(Note: This is part of a series on post-loss duties).
These days it is hard to find a topic on property insurance law that has not been previously discussed in some way on this blog. However, many new people join our blog each day, so I feel it is important to bring up previous posts in order to learn and build on what has been said before. In a previous blog, (Cooperation Clause Does Not Require Policyholder’s Slavish Obedience), Chip discussed the growing trend of insurers’ threatening letters to policyholders stating that a failure to comply with every single request could void coverage under the cooperation clause.
While it is true that a policyholder’s failure to cooperate with the investigation of a claim can result in a denial of coverage, it is important to note that the cooperation clause was not intended to enslave the policyholder and leave them at the mercy of a carrier’s overly burdensome and unreasonable requests.
As the previous post states, in Florida, carriers have a very high burden in order to void coverage with a cooperation clause defense. The carrier must show a number of things in order to prevail on this defense. While the Coconut Key Homeowners Ass’n v. Lexington Ins. Co., case required the insurer to show that there had been a material breach of the clause and that it had been substantially prejudiced as a result of the breach, previous Florida decisions have broken this test down into a four point test.
In Phila. Indem. Ins. Co. v. Kohne, 181 Fed.Appx. 888 (11th Cir. 2006), the court stated:
Under Florida law, an insurer is excused from its obligations under the cooperation clause if the insurer demonstrates: (1) the insured failed to cooperate; (2) the lack of cooperation was material; (3) the insurer suffered substantial prejudice as a result of the insured’s failure to cooperate; and (4) the insurer exercised diligence and good faith in trying to bring about the insured’s cooperation.

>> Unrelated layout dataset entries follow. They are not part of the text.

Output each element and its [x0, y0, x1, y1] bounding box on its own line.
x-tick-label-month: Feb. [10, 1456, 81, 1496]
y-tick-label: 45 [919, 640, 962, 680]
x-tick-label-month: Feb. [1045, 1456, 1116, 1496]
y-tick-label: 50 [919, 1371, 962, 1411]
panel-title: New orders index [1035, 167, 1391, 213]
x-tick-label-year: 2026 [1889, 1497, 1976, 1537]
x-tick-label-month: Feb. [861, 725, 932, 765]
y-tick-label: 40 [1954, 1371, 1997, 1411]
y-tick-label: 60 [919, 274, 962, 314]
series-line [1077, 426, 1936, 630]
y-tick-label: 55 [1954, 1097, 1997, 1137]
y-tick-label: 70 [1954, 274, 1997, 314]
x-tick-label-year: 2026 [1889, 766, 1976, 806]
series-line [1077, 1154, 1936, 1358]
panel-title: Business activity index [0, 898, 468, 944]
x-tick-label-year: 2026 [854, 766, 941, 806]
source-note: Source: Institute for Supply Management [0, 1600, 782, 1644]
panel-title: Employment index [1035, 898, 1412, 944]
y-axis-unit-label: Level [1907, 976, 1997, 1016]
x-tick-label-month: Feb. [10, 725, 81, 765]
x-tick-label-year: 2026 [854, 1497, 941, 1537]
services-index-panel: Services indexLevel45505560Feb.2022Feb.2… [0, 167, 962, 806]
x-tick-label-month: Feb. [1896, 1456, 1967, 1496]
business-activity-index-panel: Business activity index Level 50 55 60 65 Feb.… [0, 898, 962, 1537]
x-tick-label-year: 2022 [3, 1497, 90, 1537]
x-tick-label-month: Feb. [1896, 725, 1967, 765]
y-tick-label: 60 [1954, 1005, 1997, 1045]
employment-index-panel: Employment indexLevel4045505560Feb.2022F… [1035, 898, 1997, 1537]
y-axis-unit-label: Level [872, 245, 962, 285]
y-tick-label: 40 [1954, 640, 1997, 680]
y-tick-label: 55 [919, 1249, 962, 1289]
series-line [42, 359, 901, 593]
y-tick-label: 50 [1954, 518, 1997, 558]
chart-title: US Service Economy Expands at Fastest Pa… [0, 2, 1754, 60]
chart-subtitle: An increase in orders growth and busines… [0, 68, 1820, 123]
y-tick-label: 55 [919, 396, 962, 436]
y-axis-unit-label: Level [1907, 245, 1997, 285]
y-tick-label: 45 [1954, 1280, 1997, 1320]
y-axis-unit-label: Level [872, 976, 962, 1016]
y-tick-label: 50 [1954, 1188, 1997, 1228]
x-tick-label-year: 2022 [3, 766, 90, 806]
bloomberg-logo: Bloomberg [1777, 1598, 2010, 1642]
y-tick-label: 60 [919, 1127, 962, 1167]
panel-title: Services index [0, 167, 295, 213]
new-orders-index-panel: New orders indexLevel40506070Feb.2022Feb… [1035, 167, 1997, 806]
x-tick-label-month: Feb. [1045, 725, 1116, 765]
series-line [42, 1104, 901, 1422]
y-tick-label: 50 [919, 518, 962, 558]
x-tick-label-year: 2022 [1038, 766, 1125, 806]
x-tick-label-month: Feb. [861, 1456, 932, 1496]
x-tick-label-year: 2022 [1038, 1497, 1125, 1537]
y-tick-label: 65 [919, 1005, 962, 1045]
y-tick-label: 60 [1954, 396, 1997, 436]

While this is essentially the same test stated in Coconut Key, it breaks the analysis down a few steps further and even ratifies that an insurer has an obligation to act in good faith to try and get the insured to cooperate. This prevents an insurer from being able to sit on its hands and wait for an insured to commit a perceived breach of the cooperation clause to deny coverage.
Other states have similar decisions and requirements. In Louisiana, the courts have held that an insured’s failure to submit an inventory and proof of loss on a fire claim, as well as an insured’s failure to submit to an examination under oath were material breaches of the cooperation clause and could therefore void coverage. Brantley v. State Farm Ins. Co., 865 So.2d 265 (La. App. 2nd Cir. 2004).
While failing to submit a proof of loss or inventory, as well as failing to sit for an EUO are possibly more likely to constitute a material breach, it is important to weigh each request a carrier makes. Guessing wrong may have a significant effect on the outcome of the claim, so it is always important to seek guidance from a professional source before refusing an insurers request. This way you can make sure that you have all the facts and the best guidance before making this type of important decision.